JayVee wrote:On this point let me say that I now have a little bit of respect for Ferrari for not telling Massa to give way to Michael but yes had a problem occured to Massa towards the end of the race, I would have raised the TEAM ORDERS issue Kapel and it wouldn't have been just me but millions of people around the world. Hey didn't you notice the intense camera coverage of the Ferrari team towards the end of the race. I thought at one stage we won't see Fisichella crossing the line.

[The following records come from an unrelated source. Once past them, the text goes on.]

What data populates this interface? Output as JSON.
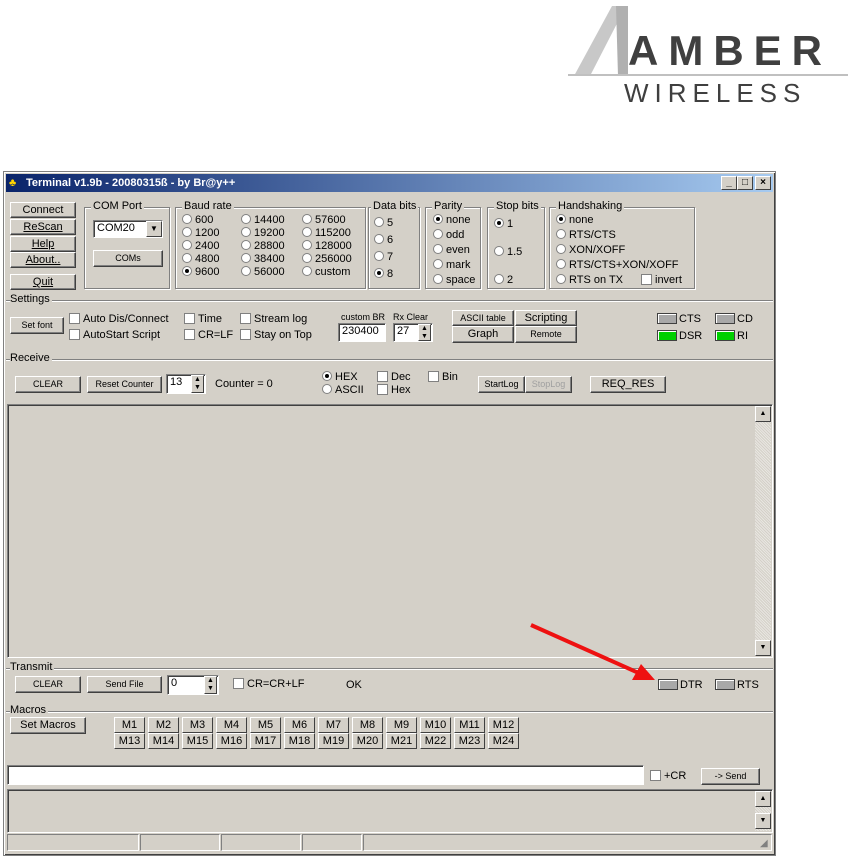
{
  "logo": {
    "line1": "AMBER",
    "line2": "WIRELESS"
  },
  "window": {
    "title": "Terminal v1.9b - 20080315ß - by Br@y++",
    "min_btn": "_",
    "max_btn": "□",
    "close_btn": "×"
  },
  "actions": {
    "connect": "Connect",
    "rescan": "ReScan",
    "help": "Help",
    "about": "About..",
    "quit": "Quit"
  },
  "com_port": {
    "label": "COM Port",
    "value": "COM20",
    "coms_button": "COMs"
  },
  "baud_rate": {
    "label": "Baud rate",
    "options": [
      "600",
      "1200",
      "2400",
      "4800",
      "9600",
      "14400",
      "19200",
      "28800",
      "38400",
      "56000",
      "57600",
      "115200",
      "128000",
      "256000",
      "custom"
    ],
    "selected": "9600"
  },
  "data_bits": {
    "label": "Data bits",
    "options": [
      "5",
      "6",
      "7",
      "8"
    ],
    "selected": "8"
  },
  "parity": {
    "label": "Parity",
    "options": [
      "none",
      "odd",
      "even",
      "mark",
      "space"
    ],
    "selected": "none"
  },
  "stop_bits": {
    "label": "Stop bits",
    "options": [
      "1",
      "1.5",
      "2"
    ],
    "selected": "1"
  },
  "handshaking": {
    "label": "Handshaking",
    "options": [
      "none",
      "RTS/CTS",
      "XON/XOFF",
      "RTS/CTS+XON/XOFF",
      "RTS on TX"
    ],
    "selected": "none",
    "invert_label": "invert"
  },
  "settings": {
    "label": "Settings",
    "set_font": "Set font",
    "auto_dis_connect": "Auto Dis/Connect",
    "autostart_script": "AutoStart Script",
    "time": "Time",
    "cr_lf": "CR=LF",
    "stream_log": "Stream log",
    "stay_on_top": "Stay on Top",
    "custom_br_label": "custom BR",
    "custom_br_value": "230400",
    "rx_clear_label": "Rx Clear",
    "rx_clear_value": "27",
    "ascii_table": "ASCII table",
    "graph": "Graph",
    "scripting": "Scripting",
    "remote": "Remote",
    "leds": {
      "cts": "CTS",
      "cd": "CD",
      "dsr": "DSR",
      "ri": "RI"
    }
  },
  "receive": {
    "label": "Receive",
    "clear": "CLEAR",
    "reset_counter": "Reset Counter",
    "counter_spin": "13",
    "counter_text": "Counter = 0",
    "hex": "HEX",
    "ascii": "ASCII",
    "dec": "Dec",
    "hex_check": "Hex",
    "bin": "Bin",
    "start_log": "StartLog",
    "stop_log": "StopLog",
    "req_res": "REQ_RES"
  },
  "transmit": {
    "label": "Transmit",
    "clear": "CLEAR",
    "send_file": "Send File",
    "spin_value": "0",
    "cr_crlf": "CR=CR+LF",
    "status": "OK",
    "dtr": "DTR",
    "rts": "RTS"
  },
  "macros": {
    "label": "Macros",
    "set_macros": "Set Macros",
    "items": [
      "M1",
      "M2",
      "M3",
      "M4",
      "M5",
      "M6",
      "M7",
      "M8",
      "M9",
      "M10",
      "M11",
      "M12",
      "M13",
      "M14",
      "M15",
      "M16",
      "M17",
      "M18",
      "M19",
      "M20",
      "M21",
      "M22",
      "M23",
      "M24"
    ]
  },
  "send": {
    "input_value": "",
    "plus_cr": "+CR",
    "send_button": "-> Send"
  },
  "colors": {
    "led_green": "#00d000",
    "led_gray": "#a8a8a8",
    "arrow": "#ee1111",
    "title_start": "#0a246a",
    "title_end": "#a6caf0"
  }
}
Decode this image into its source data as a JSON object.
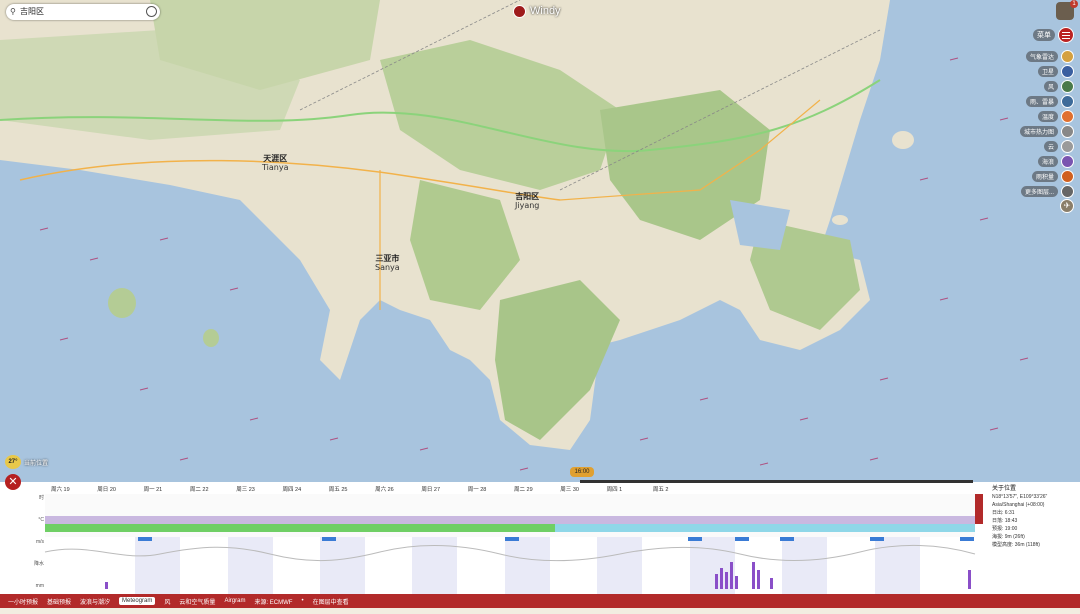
{
  "search": {
    "value": "吉阳区"
  },
  "app": {
    "name": "Windy"
  },
  "right_panel": {
    "badge": "1",
    "menu_label": "菜单",
    "layers": [
      {
        "label": "气象雷达",
        "color": "#d4a040"
      },
      {
        "label": "卫星",
        "color": "#3a5fa0"
      },
      {
        "label": "风",
        "color": "#4a7a4a"
      },
      {
        "label": "雨、雷暴",
        "color": "#3d6b9a"
      },
      {
        "label": "温度",
        "color": "#e07030"
      },
      {
        "label": "城市热力图",
        "color": "#888888"
      },
      {
        "label": "云",
        "color": "#9a9a9a"
      },
      {
        "label": "海浪",
        "color": "#7a55b0"
      },
      {
        "label": "雨积量",
        "color": "#d06020"
      },
      {
        "label": "更多图层...",
        "color": "#666666"
      }
    ]
  },
  "map_labels": [
    {
      "cn": "天涯区",
      "en": "Tianya"
    },
    {
      "cn": "吉阳区",
      "en": "Jiyang"
    },
    {
      "cn": "三亚市",
      "en": "Sanya"
    }
  ],
  "map_overlay": {
    "temperature": "27°",
    "temp_note": "当前位置",
    "time": "16:00"
  },
  "meteogram": {
    "days": [
      "周六 19",
      "周日 20",
      "周一 21",
      "周二 22",
      "周三 23",
      "周四 24",
      "周五 25",
      "周六 26",
      "周日 27",
      "周一 28",
      "周二 29",
      "周三 30",
      "周四 1",
      "周五 2"
    ],
    "row_labels": [
      "时",
      "",
      "°C",
      "",
      "m/s",
      "",
      "降水",
      "",
      "mm",
      "",
      ""
    ],
    "side": {
      "title": "关于位置",
      "lines": [
        "N18°13'57\", E109°33'26\"",
        "Asia/Shanghai (+08:00)",
        "日出: 6:31",
        "日落: 18:43",
        "预报: 19:00",
        "海拔: 9m (26ft)",
        "模型高度: 36m (118ft)"
      ]
    }
  },
  "bottom_bar": {
    "items": [
      "一小时预报",
      "基础预报",
      "波浪与潮汐",
      "Meteogram",
      "风",
      "云和空气质量",
      "Airgram",
      "来源: ECMWF",
      "•",
      "在图层中查看"
    ],
    "active_index": 3
  }
}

I'm not trying to jump in the middle of this, but I do have a comment that may resonate with others. I didn't rate Massa all that highly last year, but IMHO, he got the Ferrari drive because: he could be very quick, he would work for Ferrari cheap, Rubens was leaving, I think he is managed by Julian Jakobi who managed Rubens and Senna (I could be wrong on that), etc. Eddie Irvine out performed Schumacher a few times early in their partnership, but I would never say that Irvine was better [Having said that, if Ferrari had gotten behind Irvine in 1999, he may have won the championship that year!]. I'm not ready to say Massa has the measure of any other driver in Formula 1 (I feel the much criticized Jordan/Midland boys drove better last year.).
In the 80s, no one could beat Piquet and Prost until Mansell and Senna showed up (Mansell actually stepped up). Neither feared Prost and Piquet. It happens in every era. I'm reminded of Niki Lauda, Alan Jones, Gilles Villeneuve and Keke Rosberg. All seemingly came from nowhere and beat the best! I should also mention Stefan Bellof [if you don't know who he is, find out!]. He was nearly as good as Senna, but was much more like Gilles Villeneuve- brash, huge gonads, a "F"-it life style, a killer on the track, could beat the best out there in BS cars! I want to go on, but I won't.
We are definitely seeing a changing of the guard in F1, however. We should all agree on that.